I didn’t know how to feel about it. The witches’ plan had failed, but at least the woman who’d stabbed him wasn’t as disturbed as me. I’d buried my silver pendant into Astrid and Sten’s bodies far deeper. Deep enough to kill.
She’d only injured King Drakkar’s eye, though I supposed she had intended to kill him.
She and I both had drawn blood.
Any moment, I expected the executioner standing over me to swing her axe down on my neck. I lay flat on my back, staring up at her eagle’s mask like an animal sacrifice laid out for the slaughter, a secret ritual practiced by few witches, and one I’d only witnessed twice.
A small rock dug into my spine. My legs and arms throbbed with the effort of stopping Ragna. Miniscule stars simmered in the inky gray sky as night crawled closer to dawn. Thick black clouds were scattered above, rolling in to slowly block any sign of the realms beyond Midgard.
I’d never see the sun again.
This was my end, and yet my heart didn’t slam against my chest. I had full use of my lungs, and my eyesight was clear of black spots.
In facing death, I should have screamed, fainted, or at least lost myself to a spiralling descent. But hundreds of overlapping thoughts didn’t crowd my mind. Everything was entirely clear, and I was…calm. Focused even, just as I had been when I fixed my sight on Ragna and threw myself in between her and the king.
Only one thought sent my heart skipping; I’d failed my mother.
I barely breathed as I ripped my eyes away from Eagle. Time slowed as I looked from Ragna to the eagle mask, then to the king again.
Blood trickled from King Drakkar’s eye. He held the pendant in his fist as the two executioners restrained the offending woman. I gritted my teeth at the sight of them dragging her by her hair, but at least it wasn’t Ragna.
The woman screamed and cursed at King Drakkar, but he paid no attention to her cries. He tossed the pendant into the mud and buried it with the sole of his boot. Pain must have consumed him because he turned away from the executioners when they made their announcement.
Another voice spoke in my mind, her tone different than mine.
“There is a time when he is more vulnerable. You’re not there yet, huntress.”
Where had these thoughts come from?
“Come!” A man’s voice bellowed, tearing me from the voice haunting my head. From beneath his bear mask, he shouted for everyone to gather for the routine announcement.
I’d heard every version of the executioner’s call before.

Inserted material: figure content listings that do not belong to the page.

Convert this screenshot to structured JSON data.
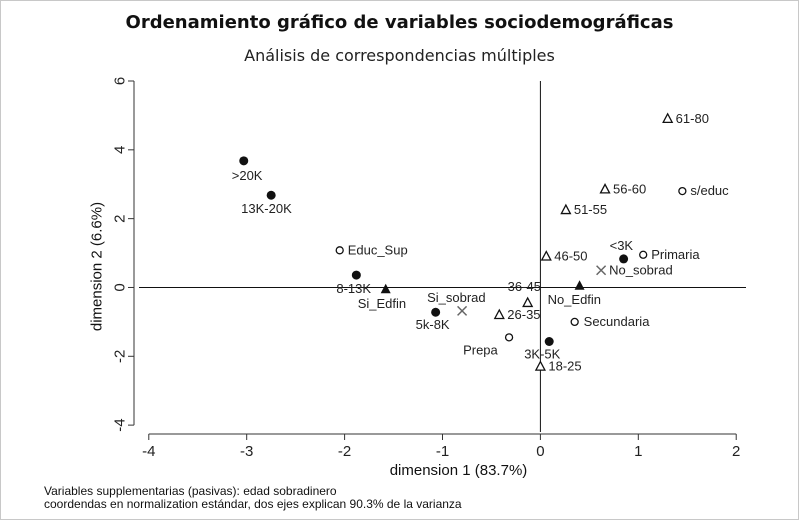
{
  "title": "Ordenamiento gráfico de variables sociodemográficas",
  "subtitle": "Análisis de correspondencias múltiples",
  "note": [
    "Variables supplementarias (pasivas): edad sobradinero",
    "coordendas en normalization estándar, dos ejes explican 90.3% de la varianza"
  ],
  "chart_data": {
    "type": "scatter",
    "title": "Ordenamiento gráfico de variables sociodemográficas",
    "subtitle": "Análisis de correspondencias múltiples",
    "xlabel": "dimension 1 (83.7%)",
    "ylabel": "dimension 2 (6.6%)",
    "xlim": [
      -4.1,
      2.1
    ],
    "ylim": [
      -4.2,
      6.0
    ],
    "xticks": [
      -4,
      -3,
      -2,
      -1,
      0,
      1,
      2
    ],
    "yticks": [
      -4,
      -2,
      0,
      2,
      4,
      6
    ],
    "grid": false,
    "reference_lines": {
      "x": 0,
      "y": 0
    },
    "colors": {
      "markers": "#111111",
      "supplementary": "#666666"
    },
    "points": [
      {
        "label": "61-80",
        "marker": "triangle-open",
        "x": 1.3,
        "y": 4.9
      },
      {
        "label": ">20K",
        "marker": "circle-filled",
        "x": -3.03,
        "y": 3.68
      },
      {
        "label": "13K-20K",
        "marker": "circle-filled",
        "x": -2.75,
        "y": 2.68
      },
      {
        "label": "56-60",
        "marker": "triangle-open",
        "x": 0.66,
        "y": 2.85
      },
      {
        "label": "s/educ",
        "marker": "circle-open",
        "x": 1.45,
        "y": 2.8
      },
      {
        "label": "51-55",
        "marker": "triangle-open",
        "x": 0.26,
        "y": 2.25
      },
      {
        "label": "Educ_Sup",
        "marker": "circle-open",
        "x": -2.05,
        "y": 1.08
      },
      {
        "label": "<3K",
        "marker": "circle-filled",
        "x": 0.85,
        "y": 0.83
      },
      {
        "label": "Primaria",
        "marker": "circle-open",
        "x": 1.05,
        "y": 0.95
      },
      {
        "label": "46-50",
        "marker": "triangle-open",
        "x": 0.06,
        "y": 0.9
      },
      {
        "label": "No_sobrad",
        "marker": "x",
        "x": 0.62,
        "y": 0.5
      },
      {
        "label": "8-13K",
        "marker": "circle-filled",
        "x": -1.88,
        "y": 0.36
      },
      {
        "label": "Si_Edfin",
        "marker": "triangle-filled",
        "x": -1.58,
        "y": -0.05
      },
      {
        "label": "No_Edfin",
        "marker": "triangle-filled",
        "x": 0.4,
        "y": 0.05
      },
      {
        "label": "36-45",
        "marker": "triangle-open",
        "x": -0.13,
        "y": -0.45
      },
      {
        "label": "Si_sobrad",
        "marker": "x",
        "x": -0.8,
        "y": -0.68
      },
      {
        "label": "5k-8K",
        "marker": "circle-filled",
        "x": -1.07,
        "y": -0.72
      },
      {
        "label": "26-35",
        "marker": "triangle-open",
        "x": -0.42,
        "y": -0.8
      },
      {
        "label": "Secundaria",
        "marker": "circle-open",
        "x": 0.35,
        "y": -1.0
      },
      {
        "label": "Prepa",
        "marker": "circle-open",
        "x": -0.32,
        "y": -1.45
      },
      {
        "label": "3K-5K",
        "marker": "circle-filled",
        "x": 0.09,
        "y": -1.57
      },
      {
        "label": "18-25",
        "marker": "triangle-open",
        "x": 0.0,
        "y": -2.3
      }
    ]
  }
}
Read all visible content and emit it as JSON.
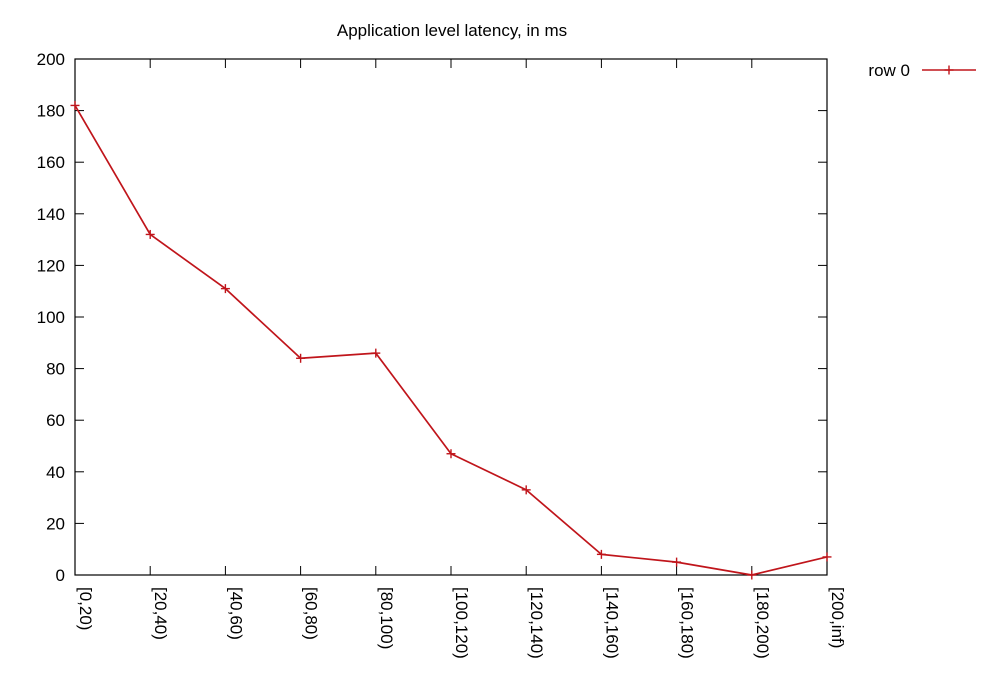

It was our duty to watch the criminal die so that we would remember the wasteland, remember theblood that was shed, that poisoned the soil and plunged our ancestors into starvation and the extinction of all but one small group of survivors in Mara.
He paused and asked the witch her name. They purposely and loudly announced the name of the offending person to drive the knife into the heart of their loved ones.
Her only response was to spit in his face.
I would be next, except my father was too far in the back to be affected by it. If he even loved me at all.
My ribs were met with the toe of a boot. Lightning pain crackled up through my bones and I grunted to hold back a curse. Eagle stooped to snatch the fabric at my shoulder. Pulling me forward, she forced me to sit up and watch.
The announcement continued. “By the law of Vylheim since the dawning of the wasteland, you are required to witness the execution of one who has spilled blood.”
Stormdal villagers slowly crowded together. They formed a crescent around the two executioners and the witch as the masked men shoved her to her knees.
“Gather and see this criminal’s blood stain the earth as a small sacrifice of life, and an important reminder that we will never again suffer the poison of our land that comes with great loss. We refute war and all fighting beneath it for the survival of our posterity.”
This was when we were supposed to echo the Grimward, but I couldn’t find the words on my tongue.
The witches’ attack was self defense, however reckless. These women were bound for the wasteland already, so I could not blame them for taking one last opportunity to make a change for their families.
Kill the king and perhaps the witch hunts would end. Perhaps executioners wouldn’t prowl our villages. Perhaps we could live without the threat of a beheading and choose to refute violence just because we valued life.
But history said otherwise. The wasteland was proof of it.
Many people carried corruption within them, even if it wasn’t as dark as mine.